L’enveloppe du School Fruit Scheme est loin d’être dépensée. La mise en place des programmes nationaux est à la discrétion des gouvernements. Revue de détail.

A l’origine déclarée comme une mauvaise idée par les services de la Commission européenne, la distribution de fruits à l’école a réussi son passage en force. C’était en 2007 à l’occasion du congrès EGEA que tout a basculé. « Au départ j’étais contre cette distribution, expliquait Lars Hoelgaard, directeur adjoint de la DG Agri, lors de la dernière réunion Aprifel organisée en décembre à Paris. Je trouvais que c’était une mauvaise idée. Et c’est avec les présentations des chercheurs que j’ai pris conscience des aspects préoccupants de l’obésité grandissante touchant particulièrement les enfants européens. Je me suis alors battu pour convaincre mes collègues d’instaurer un budget dédié à la distribution des fruits à l’école. Pour arrêter cet effet boule de neige qu’allaient coûter cette progression de l’obésité et son coût en termes de santé publique. » Selon les dernières données de la Commission européenne, 22 millions d’enfants sont en surpoids dans l’UE à 27 et 5,1 millions d’entre eux nécessitent un traitement médical. Lars Hoelgaard avait ainsi réussi à motiver la Commission européenne en démontrant tous les bienfaits d’une telle distribution quant à la réduction des dépenses de santé à long terme, un coût estimé à près de 150 milliards d’euros. Il avait à l’époque bien mentionné toute l’importance d’un programme mené à long terme, accompagné d’un suivi pédagogique fort pour entraîner une augmentation de la consommation de f&l tout au long de la vie. La DG Agri avait alors demandé le soutien de la DG Sanco (Santé consommation) sur un tel programme.

Une rencontre Un fruit à l’école organisée par l’Areflh à Bruxelles
« J’ai mis en avant un argument de marché : cette augmentation de consommation pouvait être vue de manière positive pour les producteurs de f&l européens. » Lors de la réunion organisée par l’Areflh* le 8 novembre dernier, au comité des régions à Bruxelles, Emmanuel Jacquin de la Commission européenne estimait nécessaire d’ajouter nutrition, santé et agriculture dans le programme éducatif de tous les petits européens.
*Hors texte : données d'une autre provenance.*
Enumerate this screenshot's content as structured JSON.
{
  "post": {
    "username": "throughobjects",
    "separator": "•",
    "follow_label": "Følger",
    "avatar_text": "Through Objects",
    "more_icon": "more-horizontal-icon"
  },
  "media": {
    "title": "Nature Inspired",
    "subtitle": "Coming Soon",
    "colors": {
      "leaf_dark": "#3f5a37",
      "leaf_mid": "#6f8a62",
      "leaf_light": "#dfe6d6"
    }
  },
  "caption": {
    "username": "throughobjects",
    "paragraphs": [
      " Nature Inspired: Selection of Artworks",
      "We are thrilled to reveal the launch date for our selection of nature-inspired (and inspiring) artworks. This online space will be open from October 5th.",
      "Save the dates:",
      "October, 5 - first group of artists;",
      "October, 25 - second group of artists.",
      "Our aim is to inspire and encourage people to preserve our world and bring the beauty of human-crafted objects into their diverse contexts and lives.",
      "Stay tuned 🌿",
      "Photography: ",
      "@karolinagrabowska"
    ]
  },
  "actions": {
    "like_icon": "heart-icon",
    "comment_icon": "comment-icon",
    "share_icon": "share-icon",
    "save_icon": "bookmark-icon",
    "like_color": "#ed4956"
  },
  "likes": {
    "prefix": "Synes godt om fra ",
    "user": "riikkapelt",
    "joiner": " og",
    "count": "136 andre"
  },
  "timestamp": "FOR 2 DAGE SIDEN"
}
Il encourageait aussi les autorités publiques d’éducation, de santé et d’agriculture à travailler ensemble pour une bonne application du programme. Et bien évidemment à l’implication forte de tous les acteurs de la filière fruits et légumes. Depuis la mise en place du programme SFS à la rentrée 2009-2010, l’association européenne Freshfel n’a cessé de donner de la voix tant sur la non-utilisation des fonds dédiés à la communication que sur le bon fonctionnement du programme lui-même au niveau des 27 Etats membres. Et jusqu’à il y a quelques mois, elle fustigeait le manque d’engouement de la part de la Commission. Freshfel avait notamment appelé à la création d’un site web dédié au programme et à la mise en place d’un groupe d’experts chargé d’évaluer les programmes des Etats membres.
Une demande entendue, puisque, fin octobre, Bruxelles appelait à candidature pour la formation d’un groupe d’experts, alors que le site internet devrait bientôt voir le jour. « Il reste à espérer que ces nouveaux instruments stimuleront les Etats membres dans l’exécution de programmes efficaces en étroite collaboration avec le secteur pour que l’ensemble du budget disponible soit utilisé, car lors de la première année seulement 30 % de l’enveloppe financière ont été utilisés par les Etats membres », rappelle Philippe Binard, secrétaire général de Freshfel. Une faiblesse d’utilisation des fonds que l’on retrouve en France ou encore en Allemagne (cf. graphique). En l’espace d’un an, la France a ainsi perdu plus de la moitié de son budget européen passant de 12 M€ alloués à 5,60 M€. Outre Rhin, le budget européen a fondu de moitié de 20,82 M€ à 9,97 M€.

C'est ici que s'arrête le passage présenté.